Frank Zane’s Favorite Training Split

Zane cautions us against training the upper body two days in a row because that will only serve as an invitation for shoulder injury. He’s right when he says that you will probably get away with it for a while, but it will eventually get to you. As he says, “You might get away with it when you’re young, but it will eventually get to you.”

In fact, the one thing he would do differently if he was to go back in time is avoid training excessively heavy before a competition, as this strategy earned him many injuries that he still suffers from today. “There are two kinds of lifters: Those who want to get big fast and those who want to do it slowly so they last longer. The latter is a far smarter choice.”

To build his amazing physique, he mainly used three-way training splits. The one that worked best for him was a split where day one involves upper body pulling movements, day two is all about legs and day three focuses on pushing exercises. “You should do this in train, rest, train, train, rest format”, he explains.

Stretching is an often neglected part of bodybuilding routines, but Zane is quite rigorous about it. According to him, regardless of which body part you’re training, you should do about ten different stretches that target it, each lasting 15-20 seconds, during the rest periods between your sets. “After a set, you want to rest and drop your heart rate. This is the ideal recovery tool as you relax into the stretch; it saves a lot of time and keeps you warm”, he adds.

And how does his routine look like today?

“Nowadays, I train twice a week. I do upper body one day and legs the other day.
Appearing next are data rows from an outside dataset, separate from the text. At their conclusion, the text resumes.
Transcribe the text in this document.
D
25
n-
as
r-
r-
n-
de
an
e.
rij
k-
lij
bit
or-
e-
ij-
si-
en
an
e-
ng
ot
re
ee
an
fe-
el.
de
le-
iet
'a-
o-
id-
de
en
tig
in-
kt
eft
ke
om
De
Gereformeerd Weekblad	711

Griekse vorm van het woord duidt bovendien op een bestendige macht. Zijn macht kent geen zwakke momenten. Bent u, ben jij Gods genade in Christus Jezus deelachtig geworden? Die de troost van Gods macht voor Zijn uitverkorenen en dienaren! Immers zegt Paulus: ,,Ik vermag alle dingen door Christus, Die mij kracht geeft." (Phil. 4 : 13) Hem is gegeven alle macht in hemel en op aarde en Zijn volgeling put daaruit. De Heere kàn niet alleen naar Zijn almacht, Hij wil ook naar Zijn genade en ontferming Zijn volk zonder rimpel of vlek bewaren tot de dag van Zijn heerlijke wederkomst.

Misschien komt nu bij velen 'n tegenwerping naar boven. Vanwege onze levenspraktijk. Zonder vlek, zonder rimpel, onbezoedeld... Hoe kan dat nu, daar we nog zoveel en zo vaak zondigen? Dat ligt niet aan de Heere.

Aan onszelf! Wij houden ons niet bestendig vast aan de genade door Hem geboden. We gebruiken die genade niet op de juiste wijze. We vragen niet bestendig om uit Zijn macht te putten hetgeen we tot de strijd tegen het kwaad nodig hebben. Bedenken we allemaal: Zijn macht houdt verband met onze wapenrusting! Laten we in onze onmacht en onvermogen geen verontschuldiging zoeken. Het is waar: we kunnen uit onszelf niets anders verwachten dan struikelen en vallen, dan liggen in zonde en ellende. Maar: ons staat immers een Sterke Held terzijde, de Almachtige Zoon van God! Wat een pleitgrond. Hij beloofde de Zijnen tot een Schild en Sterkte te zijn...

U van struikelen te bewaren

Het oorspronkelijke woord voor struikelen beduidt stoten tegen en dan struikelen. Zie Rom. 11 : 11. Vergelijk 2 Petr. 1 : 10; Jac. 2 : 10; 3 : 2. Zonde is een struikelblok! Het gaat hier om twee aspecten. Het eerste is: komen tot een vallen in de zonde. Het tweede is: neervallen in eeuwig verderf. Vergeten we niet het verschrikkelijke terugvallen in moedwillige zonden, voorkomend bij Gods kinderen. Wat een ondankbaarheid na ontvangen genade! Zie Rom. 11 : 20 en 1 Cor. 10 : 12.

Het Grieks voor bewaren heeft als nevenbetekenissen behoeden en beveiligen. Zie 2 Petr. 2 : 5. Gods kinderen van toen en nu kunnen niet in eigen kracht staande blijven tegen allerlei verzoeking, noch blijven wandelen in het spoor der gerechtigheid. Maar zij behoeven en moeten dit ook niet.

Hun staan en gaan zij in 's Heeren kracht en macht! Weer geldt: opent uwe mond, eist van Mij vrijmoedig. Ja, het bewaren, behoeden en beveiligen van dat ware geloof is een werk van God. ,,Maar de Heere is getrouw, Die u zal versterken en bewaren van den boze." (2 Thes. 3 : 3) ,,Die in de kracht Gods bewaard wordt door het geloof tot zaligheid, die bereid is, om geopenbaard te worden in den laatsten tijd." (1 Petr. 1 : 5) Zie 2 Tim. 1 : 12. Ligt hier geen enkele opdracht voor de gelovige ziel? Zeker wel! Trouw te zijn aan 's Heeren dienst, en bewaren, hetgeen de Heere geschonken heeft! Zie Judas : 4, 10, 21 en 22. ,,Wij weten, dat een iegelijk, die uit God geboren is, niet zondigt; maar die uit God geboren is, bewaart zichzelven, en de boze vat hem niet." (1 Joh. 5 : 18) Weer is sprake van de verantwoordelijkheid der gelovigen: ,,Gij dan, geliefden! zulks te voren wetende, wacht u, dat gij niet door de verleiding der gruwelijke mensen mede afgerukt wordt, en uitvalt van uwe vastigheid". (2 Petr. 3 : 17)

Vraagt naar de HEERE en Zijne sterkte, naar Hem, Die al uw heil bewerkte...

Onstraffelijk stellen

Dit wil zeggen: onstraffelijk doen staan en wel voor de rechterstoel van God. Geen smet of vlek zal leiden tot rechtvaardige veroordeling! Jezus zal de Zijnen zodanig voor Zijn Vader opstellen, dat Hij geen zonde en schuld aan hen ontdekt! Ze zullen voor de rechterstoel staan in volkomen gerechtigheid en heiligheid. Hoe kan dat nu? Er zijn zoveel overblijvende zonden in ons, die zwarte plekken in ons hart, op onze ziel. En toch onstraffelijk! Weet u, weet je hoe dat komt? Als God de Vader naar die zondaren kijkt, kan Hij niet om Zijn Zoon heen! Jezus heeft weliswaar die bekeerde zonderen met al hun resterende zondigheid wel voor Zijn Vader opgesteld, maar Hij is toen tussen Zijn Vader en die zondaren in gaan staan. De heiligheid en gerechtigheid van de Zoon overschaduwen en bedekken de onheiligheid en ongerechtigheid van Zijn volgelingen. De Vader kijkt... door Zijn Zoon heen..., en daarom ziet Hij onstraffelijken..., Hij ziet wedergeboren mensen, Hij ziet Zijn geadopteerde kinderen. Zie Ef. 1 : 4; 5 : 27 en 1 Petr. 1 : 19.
I also walk a lot and shoot archery, while training little bits with clients.”

Stay Motivated Through Success

New Year’s resolutions can be very easy to make, but incredibly difficult to follow through, and this is perhaps nowhere as true as it is in the case of training goals. At the beginning of every year, millions of people get the primary impulse to improve their shape and condition, but their motivation tends to dwindle by late March and then they return into the cycle of overeating and guilt-tripping.

Zane seems to think that people lose their motivation mainly because they never get true feedback on their progress, and also because they’re typically motivated through deficiency, constantly thinking about everything their physique lacks and how terrible they look.For many people, focusing strongly on their flaws can be useful for getting through the first phase of the training process, but this attitude will usually fail to propel long-term lifestyle changes. The motivation to start and the motivation to keep going are two completely different things.

In Zane’s opinion, if your motivation comes only from awareness of all the things you hate about your body, “you will always be unhappy and you will go backwards; you’ll be worse, not better.”

So how can we keep our motivation stable and long-lasting so that real gains can be made?

To him, the only answer to this problem is to become motivated through success. That’s a powerful attitude shift that can immediately push you in the right direction.